Language is the battle ground that must be won if you will win the minds of unsuspecting people. We often too easily fall into using new phrases and terms without actually thinking where they have come from and what they mean - even if we think we know what we mean by that language.
The term: “We’re pregnant” has been born (no pun intended!) and now become common parlance in an age that has been subjected to an egalitarian, gender neutralizing, emasculating, de-feminizing ideology - an ideology contrary to God’s design for the sexes and the water in which we all swim today.
Note the progression over time from “My wife is with child”, to “Mary is pregnant” to “We’re expecting” to “We’re having a baby” to “We’re pregnant”. Change is gradual and subtle. That’s why so many of us didn’t see this one coming and now don’t even wince at the term.
Yet a man impregnates a woman. Not the other way around. Neither is it a mutual action. He gives her his sperm and it fertilizes her egg. It’s a one-way action. She then becomes pregnant not him. The physical gestation now happens outside of the man and inside of the woman. Her body grows the baby. Her hormones surge. Her shape changes. She goes through the labour and births the child.

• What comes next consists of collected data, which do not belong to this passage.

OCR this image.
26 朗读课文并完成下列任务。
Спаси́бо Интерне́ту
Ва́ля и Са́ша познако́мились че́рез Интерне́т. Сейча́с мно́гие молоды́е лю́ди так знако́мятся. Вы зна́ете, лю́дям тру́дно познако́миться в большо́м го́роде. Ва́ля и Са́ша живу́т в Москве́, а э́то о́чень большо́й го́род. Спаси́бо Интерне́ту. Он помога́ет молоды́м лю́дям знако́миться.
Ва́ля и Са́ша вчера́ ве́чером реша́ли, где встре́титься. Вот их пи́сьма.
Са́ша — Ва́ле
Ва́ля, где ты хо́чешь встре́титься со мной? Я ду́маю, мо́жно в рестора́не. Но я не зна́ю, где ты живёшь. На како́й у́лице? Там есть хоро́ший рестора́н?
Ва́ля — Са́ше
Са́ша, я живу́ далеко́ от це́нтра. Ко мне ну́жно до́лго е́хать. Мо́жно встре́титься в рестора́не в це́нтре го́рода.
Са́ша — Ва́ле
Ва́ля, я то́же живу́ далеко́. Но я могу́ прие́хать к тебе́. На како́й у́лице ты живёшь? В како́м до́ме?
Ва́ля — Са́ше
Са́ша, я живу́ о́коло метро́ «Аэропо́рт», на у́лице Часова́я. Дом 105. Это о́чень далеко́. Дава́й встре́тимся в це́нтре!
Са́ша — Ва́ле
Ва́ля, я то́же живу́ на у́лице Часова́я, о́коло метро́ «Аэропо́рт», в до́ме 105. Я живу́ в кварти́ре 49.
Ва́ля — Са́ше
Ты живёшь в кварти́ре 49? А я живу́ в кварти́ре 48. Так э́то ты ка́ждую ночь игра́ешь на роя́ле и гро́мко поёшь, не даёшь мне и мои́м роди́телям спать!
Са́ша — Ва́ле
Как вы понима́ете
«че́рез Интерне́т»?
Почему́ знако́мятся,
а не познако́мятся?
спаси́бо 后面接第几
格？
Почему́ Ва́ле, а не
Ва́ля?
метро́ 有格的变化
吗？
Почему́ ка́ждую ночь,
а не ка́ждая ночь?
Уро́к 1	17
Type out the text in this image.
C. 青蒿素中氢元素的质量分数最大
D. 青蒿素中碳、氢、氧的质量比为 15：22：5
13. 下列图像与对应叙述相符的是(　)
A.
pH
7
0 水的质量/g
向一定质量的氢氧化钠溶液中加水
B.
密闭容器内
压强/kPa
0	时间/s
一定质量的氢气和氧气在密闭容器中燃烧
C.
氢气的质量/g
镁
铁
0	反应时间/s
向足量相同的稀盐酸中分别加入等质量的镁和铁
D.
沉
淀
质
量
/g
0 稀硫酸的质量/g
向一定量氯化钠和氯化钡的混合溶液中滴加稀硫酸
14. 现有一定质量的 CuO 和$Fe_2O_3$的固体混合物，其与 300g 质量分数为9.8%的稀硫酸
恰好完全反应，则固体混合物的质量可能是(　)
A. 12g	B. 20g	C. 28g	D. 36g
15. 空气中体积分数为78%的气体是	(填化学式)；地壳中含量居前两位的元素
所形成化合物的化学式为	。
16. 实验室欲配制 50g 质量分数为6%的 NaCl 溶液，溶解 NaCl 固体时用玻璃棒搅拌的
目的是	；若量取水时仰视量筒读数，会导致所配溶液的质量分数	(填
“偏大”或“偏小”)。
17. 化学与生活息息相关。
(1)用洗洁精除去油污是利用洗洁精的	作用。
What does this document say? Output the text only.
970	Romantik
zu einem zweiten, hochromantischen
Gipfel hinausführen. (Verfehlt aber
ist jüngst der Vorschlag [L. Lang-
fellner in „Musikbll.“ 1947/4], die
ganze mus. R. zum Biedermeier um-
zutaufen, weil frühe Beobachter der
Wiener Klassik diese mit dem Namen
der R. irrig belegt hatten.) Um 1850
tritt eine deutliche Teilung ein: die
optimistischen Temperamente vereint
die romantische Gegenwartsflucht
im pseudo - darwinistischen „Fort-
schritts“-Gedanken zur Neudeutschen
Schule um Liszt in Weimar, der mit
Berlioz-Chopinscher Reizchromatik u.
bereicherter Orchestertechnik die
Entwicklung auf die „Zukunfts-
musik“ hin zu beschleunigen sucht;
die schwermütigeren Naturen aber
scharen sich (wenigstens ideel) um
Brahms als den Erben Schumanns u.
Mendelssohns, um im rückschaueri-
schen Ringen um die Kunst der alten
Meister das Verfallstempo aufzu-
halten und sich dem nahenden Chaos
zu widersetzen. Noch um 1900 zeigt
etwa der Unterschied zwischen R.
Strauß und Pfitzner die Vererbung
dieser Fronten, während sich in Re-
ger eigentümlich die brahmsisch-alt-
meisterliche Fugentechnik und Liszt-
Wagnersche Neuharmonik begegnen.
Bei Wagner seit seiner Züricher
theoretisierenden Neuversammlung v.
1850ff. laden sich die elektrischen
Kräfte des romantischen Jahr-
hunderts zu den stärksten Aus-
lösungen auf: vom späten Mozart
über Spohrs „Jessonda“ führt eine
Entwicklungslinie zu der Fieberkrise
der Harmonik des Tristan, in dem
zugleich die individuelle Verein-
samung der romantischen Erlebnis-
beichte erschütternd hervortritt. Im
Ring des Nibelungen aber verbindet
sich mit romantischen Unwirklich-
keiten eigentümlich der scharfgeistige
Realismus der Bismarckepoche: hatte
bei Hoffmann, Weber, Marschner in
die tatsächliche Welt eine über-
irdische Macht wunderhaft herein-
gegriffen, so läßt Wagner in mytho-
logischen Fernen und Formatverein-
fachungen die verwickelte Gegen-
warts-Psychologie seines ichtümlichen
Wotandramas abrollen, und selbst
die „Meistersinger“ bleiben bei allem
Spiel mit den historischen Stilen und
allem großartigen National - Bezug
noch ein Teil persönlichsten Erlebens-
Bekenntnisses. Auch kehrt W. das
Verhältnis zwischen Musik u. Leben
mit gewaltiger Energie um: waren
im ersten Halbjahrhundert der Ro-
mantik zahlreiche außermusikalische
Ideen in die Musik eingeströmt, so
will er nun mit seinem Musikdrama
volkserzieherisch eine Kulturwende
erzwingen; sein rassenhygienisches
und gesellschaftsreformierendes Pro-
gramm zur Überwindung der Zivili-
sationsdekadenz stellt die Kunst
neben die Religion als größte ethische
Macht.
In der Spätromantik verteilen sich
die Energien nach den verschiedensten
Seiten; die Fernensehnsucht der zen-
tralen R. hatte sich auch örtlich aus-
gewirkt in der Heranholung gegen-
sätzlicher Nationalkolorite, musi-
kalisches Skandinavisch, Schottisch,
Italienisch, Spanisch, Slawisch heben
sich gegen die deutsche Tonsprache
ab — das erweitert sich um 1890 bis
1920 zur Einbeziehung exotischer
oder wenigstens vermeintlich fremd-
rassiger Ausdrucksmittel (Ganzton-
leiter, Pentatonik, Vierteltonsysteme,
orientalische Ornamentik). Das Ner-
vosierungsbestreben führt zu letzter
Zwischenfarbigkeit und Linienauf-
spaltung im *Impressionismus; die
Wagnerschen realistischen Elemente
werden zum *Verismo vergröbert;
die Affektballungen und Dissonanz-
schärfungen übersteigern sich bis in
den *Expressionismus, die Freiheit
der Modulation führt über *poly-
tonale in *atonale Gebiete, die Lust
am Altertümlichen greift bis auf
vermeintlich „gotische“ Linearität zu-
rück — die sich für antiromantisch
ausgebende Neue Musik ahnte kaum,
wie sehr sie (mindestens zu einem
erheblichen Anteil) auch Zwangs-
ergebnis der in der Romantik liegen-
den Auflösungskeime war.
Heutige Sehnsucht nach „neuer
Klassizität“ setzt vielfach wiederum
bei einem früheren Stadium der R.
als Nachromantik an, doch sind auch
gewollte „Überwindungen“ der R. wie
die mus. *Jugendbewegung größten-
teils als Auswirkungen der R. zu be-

But this culture seeks to make all things equal and has flatness and oneness as its aim, (even absurdly saying that a man can have a baby by changing gender!). This means the phrase “We’re pregnant" is seen as a triumph for the empathetic, emotionally connected modern man. These are men who “get women” and eagerly embrace equality of parenthood. These are men who will take the recently invented “paternity leave” so that their wives can carry on working as they “share the load of parenting” and let her continue with her career. These are men who sometimes become “stay at home dads” and see no distinction in gender roles rooted in the creation of man, male and female.
There is nothing wrong at all with the idea of men showing empathy with their wives and sharing the load of parenting. Fathers need to be present and active in the lives of their children. But as fathers not mothers. There is a difference in the role. A man’s creation role is to work outside of the home in order to protect and provide for his wife and child inside of the home (Gen. 2:7). It is good, of course, that a man wants to enter into marriage and fatherhood. We're glad to see that in this age, and thankful for men who want to be husbands and fathers. But our language matters. The term, “We’re pregnant” simply serves to flatten the distinctions between the sexes.
That a wife is pregnant is a huge part of her great creation role. Her particular curse in the fall is even applied in the pain of childbirth (Gen. 3:16). Eve is the “mother of all living” (Gen. 3: 20). Woman is the one with the unique role of childbearing - not the man. The angel, Gabriel, came to Mary, not Joseph. Mary was pregnant and gave birth to Jesus. Joseph didn’t. Jesus was born of a woman, not a man (Gal. 4:4). This is vital to his incarnation which is crucial for his work of redemption. So, just as “we’re pregnant” emasculates, even feminizes a man, it actually de-feminizes a woman. Therefore, both the glory and uniqueness of manhood and womanhood, fatherhood and motherhood, are subtly undermined by the term, “We’re pregnant”.
No, you’re not both pregnant. You are if you’re the women. But if you’re the man you now need to get to work to provide for this woman and child.